Başlangıçta, M1 Abrams tankı, çok yüksek yakıt tüketimi ile biliniyordu. Tank, galon başına bir milden daha az yol kat ederek, savaş alanındaki en az yakıt verimli tanklardan biri olarak kabul ediliyordu . Bu durum, tankın sürekli olarak yakıt ikmaline ihtiyaç duymasına ve operasyonel kabiliyetinin kısıtlanmasına neden oluyordu.

Yazı dizimizin önceki bölümünde, M1A1 Abrams tankının hareket kabiliyeti, motor seçimi, güç paketi ve bakım kolaylığı konularını ele almıştık. Bu özelliklerin M1A1 Abrams ana muharebe tankına kazandırdığı operasyonel yetenekler ve taktiksel avantajlar üzerinde durmuştuk. Bu bölümde ise motor ve güç paketi konusuna odaklanmaya devam edeceğiz.

İlgili bölüme aşağıdaki bağlantıdan erişilebilir.
Körfez Savaşı ve M1 A1 Abrams Ana Muharebe Tankı (Bölüm 6)
https://strasam.org/savunma/kara-silah-ve-sistemleri/korfez-savasi-ve-m1-a1-abrams-ana-muharebe-tanki-bolum-6-3625

AGT 1500 motorunun geliştirilmesi sürecinde karşılaşılan önemli sorunlar nelerdi?

Kapak görselinde M1A2 Abrams tankı ve tanktan sökülmüş AGT 1500 motoru görülüyor.

Yüksek yakıt tüketimi; Başlangıçta, M1 Abrams tankı, çok yüksek yakıt tüketimi ile biliniyordu.

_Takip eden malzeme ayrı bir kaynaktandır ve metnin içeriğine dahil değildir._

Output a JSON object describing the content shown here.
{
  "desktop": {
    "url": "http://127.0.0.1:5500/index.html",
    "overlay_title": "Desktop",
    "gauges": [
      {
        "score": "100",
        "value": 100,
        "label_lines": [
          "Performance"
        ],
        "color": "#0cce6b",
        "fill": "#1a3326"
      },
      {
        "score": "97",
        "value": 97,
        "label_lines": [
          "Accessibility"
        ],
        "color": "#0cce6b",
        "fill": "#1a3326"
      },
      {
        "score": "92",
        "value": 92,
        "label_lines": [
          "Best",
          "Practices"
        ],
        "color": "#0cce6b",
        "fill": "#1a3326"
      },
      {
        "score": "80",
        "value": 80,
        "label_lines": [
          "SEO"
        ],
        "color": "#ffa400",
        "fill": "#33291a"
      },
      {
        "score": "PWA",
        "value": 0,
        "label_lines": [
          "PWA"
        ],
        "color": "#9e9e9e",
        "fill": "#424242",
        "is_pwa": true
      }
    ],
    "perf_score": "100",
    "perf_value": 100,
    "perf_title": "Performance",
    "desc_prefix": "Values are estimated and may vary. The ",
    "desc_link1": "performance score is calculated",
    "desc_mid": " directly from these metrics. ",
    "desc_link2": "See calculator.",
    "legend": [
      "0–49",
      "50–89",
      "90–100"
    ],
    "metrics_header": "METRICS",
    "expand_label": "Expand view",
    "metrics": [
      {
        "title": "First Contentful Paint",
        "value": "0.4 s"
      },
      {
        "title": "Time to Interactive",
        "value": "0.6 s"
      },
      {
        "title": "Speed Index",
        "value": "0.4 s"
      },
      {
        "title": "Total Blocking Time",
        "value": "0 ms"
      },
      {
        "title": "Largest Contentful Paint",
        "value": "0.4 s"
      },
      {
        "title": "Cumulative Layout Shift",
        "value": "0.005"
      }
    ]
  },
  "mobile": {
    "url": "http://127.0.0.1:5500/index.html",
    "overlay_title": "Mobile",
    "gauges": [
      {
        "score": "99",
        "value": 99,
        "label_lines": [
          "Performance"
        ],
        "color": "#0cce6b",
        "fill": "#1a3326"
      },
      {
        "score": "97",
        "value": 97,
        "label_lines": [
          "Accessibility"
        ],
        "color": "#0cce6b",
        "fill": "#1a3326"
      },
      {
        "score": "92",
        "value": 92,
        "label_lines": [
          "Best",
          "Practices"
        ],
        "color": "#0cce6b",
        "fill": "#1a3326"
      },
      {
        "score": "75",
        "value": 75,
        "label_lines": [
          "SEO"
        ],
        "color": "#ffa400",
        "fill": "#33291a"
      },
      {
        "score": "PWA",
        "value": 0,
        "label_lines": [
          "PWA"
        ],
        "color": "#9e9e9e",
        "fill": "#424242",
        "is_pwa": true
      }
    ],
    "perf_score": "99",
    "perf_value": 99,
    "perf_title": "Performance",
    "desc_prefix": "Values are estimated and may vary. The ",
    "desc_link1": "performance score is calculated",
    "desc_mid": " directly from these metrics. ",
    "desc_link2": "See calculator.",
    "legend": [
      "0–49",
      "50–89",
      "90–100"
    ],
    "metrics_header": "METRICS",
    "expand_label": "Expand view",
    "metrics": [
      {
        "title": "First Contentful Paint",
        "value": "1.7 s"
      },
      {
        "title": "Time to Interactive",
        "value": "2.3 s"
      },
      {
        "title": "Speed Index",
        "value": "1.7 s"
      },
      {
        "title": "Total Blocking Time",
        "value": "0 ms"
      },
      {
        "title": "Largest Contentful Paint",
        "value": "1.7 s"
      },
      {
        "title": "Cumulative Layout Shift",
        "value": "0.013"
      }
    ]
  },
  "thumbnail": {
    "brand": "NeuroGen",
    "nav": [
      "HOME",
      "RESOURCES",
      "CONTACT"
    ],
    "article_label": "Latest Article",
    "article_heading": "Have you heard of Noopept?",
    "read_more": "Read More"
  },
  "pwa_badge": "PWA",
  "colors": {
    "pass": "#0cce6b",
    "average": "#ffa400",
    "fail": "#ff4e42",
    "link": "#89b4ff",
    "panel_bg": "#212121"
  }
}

Tank, galon başına bir milden daha az yol kat ederek, savaş alanındaki en az yakıt verimli tanklardan biri olarak kabul ediliyordu . Bu durum, tankın sürekli olarak yakıt ikmaline ihtiyaç duymasına ve operasyonel kabiliyetinin kısıtlanmasına neden oluyordu.

Yardımcı güç ünitesi (APU) eksikliği; İlk modellerde yardımcı güç ünitesi (APU) bulunmuyordu. Bu nedenle, bekleme pozisyonunda tankın ana sistemlerine (atış kontrol, gece görüş ve yangın bastırma sistemleri) güç sağlamak için motorun sürekli rölantide çalıştırılması gerekiyordu . Bu durum, gereksiz yakıt israfına yol açıyor ve tankın termal görünürlüğünü arttırıyor daha kolay tespit edilebilir hale getiriyordu. Akü gücünden yararlanılarak geçici bir çözüm bulundu. Ancak bu çözüm aküleri hızlıca tükettiği için tank motorunun azalan akü seviyesini yükseltmek için çalıştırılması gerekiyordu. APU ünitesi M1A2 tanklarına 2017 yılında takılabildi. 

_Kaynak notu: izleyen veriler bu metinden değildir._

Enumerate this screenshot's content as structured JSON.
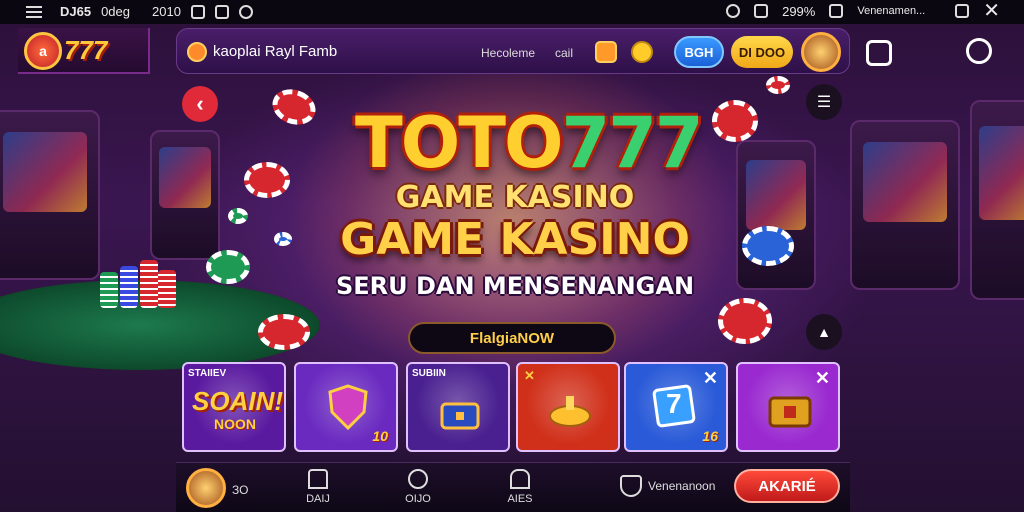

Hava filtreleme sorunları; Motorun hava girişlerinden büyük miktarda hava çekmesi gerekiyordu ve ilk hava filtreleri, kum gibi ince toz ve kalıntıları engelleyecek kadar gelişmiş değildi. Bu durum, ilk XM-1 tanklarının kuru ve kumlu ortamlarda iyi çalışmamasına neden oldu. Bu sorun, daha iyi hava filtreleri yapılarak giderilmeye çalışıldı.

Kongre baskısı ve dizel motor geliştirme isteği; Ordunun gaz türbinli motorda sürekli sorunlar bulması nedeniyle, Kongre, dizel motor tasarımının da eş zamanlı olarak geliştirilmesini önerdi. Kongre, gaz türbinli motorun sorunlu olması durumunda dizel motorun alternatif olmasını istiyordu.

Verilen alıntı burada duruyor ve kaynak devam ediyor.